Entry points constrained by pre-existing scars or burr holes can be determined in the operating room using the Framelink®, which allows the registration of the stereotactic frame to the optic digitizer. The stereotactic coordinates of the frameless pointer are instantly calculated and then easily used in trajectory planning (Fig. 4).
Intraoperative Use
Frame coordinates corresponding to the desired trajectories are instantly calculated and displayed, allowing trajectory revision to proceed quickly. The Framelink® feature allows the procession of a microelectrode to be tracked as it is introduced into the target structure and projected onto the preoper-ative image set. The results of micro- or macroelectrode recording and stimulation can be annotated onto the surgical plan to aid in choosing further trajectories.
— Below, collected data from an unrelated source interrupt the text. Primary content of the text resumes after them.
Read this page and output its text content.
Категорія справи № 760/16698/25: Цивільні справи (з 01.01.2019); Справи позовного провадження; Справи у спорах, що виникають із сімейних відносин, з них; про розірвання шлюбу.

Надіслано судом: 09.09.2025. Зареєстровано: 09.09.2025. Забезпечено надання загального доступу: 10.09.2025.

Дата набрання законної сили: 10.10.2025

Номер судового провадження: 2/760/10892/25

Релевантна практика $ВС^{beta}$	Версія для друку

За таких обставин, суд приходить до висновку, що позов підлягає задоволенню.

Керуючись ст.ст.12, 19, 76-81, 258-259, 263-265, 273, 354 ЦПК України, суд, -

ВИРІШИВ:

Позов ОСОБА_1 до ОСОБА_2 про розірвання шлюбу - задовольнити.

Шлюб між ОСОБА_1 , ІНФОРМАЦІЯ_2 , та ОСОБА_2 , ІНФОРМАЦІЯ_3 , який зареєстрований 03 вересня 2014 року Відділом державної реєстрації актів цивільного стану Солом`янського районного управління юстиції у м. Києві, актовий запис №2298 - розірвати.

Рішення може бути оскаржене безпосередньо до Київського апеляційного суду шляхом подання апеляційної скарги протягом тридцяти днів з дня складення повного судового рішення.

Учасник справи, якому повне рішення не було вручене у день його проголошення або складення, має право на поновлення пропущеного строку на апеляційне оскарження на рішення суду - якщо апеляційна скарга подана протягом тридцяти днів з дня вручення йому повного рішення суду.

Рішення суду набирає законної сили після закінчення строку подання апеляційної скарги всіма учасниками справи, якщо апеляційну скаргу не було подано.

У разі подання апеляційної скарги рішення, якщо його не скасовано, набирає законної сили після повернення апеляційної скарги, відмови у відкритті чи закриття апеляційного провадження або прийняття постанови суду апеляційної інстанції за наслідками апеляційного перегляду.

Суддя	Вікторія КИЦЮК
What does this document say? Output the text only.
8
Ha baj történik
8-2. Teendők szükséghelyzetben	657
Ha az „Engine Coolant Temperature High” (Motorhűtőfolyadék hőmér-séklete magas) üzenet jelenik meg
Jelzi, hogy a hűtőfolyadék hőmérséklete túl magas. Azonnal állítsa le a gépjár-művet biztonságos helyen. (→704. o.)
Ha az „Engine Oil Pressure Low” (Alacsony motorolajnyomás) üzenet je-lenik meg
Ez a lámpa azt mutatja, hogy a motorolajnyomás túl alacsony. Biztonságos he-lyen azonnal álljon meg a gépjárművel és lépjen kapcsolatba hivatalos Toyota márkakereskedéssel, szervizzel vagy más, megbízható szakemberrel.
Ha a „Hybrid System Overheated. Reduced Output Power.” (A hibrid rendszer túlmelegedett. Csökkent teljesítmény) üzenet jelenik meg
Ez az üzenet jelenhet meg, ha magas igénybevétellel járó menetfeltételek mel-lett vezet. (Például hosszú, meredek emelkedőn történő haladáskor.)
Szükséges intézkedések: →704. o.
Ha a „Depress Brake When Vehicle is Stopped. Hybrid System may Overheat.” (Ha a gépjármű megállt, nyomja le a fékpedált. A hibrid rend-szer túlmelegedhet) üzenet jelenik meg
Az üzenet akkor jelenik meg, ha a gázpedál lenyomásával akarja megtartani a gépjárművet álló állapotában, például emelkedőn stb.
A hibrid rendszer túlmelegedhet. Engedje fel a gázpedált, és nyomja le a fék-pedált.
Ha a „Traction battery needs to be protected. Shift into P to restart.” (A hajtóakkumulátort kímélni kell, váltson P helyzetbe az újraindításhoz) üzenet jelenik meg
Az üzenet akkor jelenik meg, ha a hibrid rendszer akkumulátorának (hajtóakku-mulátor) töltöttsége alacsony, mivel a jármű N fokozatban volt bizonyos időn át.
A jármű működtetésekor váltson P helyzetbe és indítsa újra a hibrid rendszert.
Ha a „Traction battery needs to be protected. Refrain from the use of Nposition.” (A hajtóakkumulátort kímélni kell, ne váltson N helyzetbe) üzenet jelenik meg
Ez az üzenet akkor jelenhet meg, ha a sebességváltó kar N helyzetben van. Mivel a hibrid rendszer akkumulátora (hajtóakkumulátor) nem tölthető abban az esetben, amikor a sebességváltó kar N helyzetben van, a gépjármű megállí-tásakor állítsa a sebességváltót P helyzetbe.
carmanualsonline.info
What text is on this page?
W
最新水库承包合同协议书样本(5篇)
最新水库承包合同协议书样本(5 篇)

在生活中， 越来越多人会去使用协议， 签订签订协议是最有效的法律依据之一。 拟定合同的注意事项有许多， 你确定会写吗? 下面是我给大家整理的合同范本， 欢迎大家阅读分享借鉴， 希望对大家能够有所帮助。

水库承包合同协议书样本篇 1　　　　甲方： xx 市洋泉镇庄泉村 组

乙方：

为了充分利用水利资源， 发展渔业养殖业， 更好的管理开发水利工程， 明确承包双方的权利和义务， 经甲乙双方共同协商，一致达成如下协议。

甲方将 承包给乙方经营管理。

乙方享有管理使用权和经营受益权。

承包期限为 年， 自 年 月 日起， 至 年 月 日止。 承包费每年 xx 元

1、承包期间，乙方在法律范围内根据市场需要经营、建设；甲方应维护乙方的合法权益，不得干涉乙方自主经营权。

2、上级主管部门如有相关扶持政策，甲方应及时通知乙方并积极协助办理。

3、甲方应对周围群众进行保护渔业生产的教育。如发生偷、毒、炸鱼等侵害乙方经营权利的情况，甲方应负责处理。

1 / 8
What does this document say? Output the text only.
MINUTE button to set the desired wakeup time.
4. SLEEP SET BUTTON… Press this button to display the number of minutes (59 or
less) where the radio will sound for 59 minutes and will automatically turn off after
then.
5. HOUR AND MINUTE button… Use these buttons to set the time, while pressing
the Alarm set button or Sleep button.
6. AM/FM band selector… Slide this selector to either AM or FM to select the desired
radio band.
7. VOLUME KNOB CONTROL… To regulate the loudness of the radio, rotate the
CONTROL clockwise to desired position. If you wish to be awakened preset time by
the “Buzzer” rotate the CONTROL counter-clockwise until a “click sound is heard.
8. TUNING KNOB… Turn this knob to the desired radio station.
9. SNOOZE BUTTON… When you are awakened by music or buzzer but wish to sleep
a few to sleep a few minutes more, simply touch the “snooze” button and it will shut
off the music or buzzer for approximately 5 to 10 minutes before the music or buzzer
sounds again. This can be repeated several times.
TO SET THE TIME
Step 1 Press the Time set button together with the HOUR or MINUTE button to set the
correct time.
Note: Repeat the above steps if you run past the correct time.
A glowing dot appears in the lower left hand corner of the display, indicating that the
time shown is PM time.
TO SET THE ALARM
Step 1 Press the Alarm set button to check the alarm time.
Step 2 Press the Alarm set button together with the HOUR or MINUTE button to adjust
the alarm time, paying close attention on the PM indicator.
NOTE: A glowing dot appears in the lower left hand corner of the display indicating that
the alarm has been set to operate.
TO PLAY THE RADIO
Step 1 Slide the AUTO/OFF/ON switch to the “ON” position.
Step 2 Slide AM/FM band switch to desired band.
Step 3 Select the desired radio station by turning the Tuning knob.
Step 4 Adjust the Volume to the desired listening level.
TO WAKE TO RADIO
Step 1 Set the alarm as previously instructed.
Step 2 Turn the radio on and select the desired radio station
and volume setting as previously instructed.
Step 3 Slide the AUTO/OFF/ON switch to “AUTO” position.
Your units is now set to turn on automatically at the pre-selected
Mirror-imaging of a trajectory from one side to the other is also easily accomplished, as the reformatted dataset is parallel to the ICL. The final position of lesions or implanted deep brain stimulator leads can be saved for comparison to coregistered postoperative image sets (Fig. 5) to confirm the stereotactic accuracy of the implantation or lesion procedure.
Conclusions
Computer-assisted image-guidance systems have the ability to simplify and streamline surgical planning and execution, and accommodate a number of different approaches to stereotactic targeting in movement disorder surgery. The StealthStation is equipped with optical digitizers to allow "frameless" stereotaxy; however, we continue to use rigid frame fixation at our institution to achieve the highest accuracy possible. The StealthStation has reliably allowed safe trajectories to be planned and executed. Lesion and DBS electrode placement have been found to correlate well with planned target locations.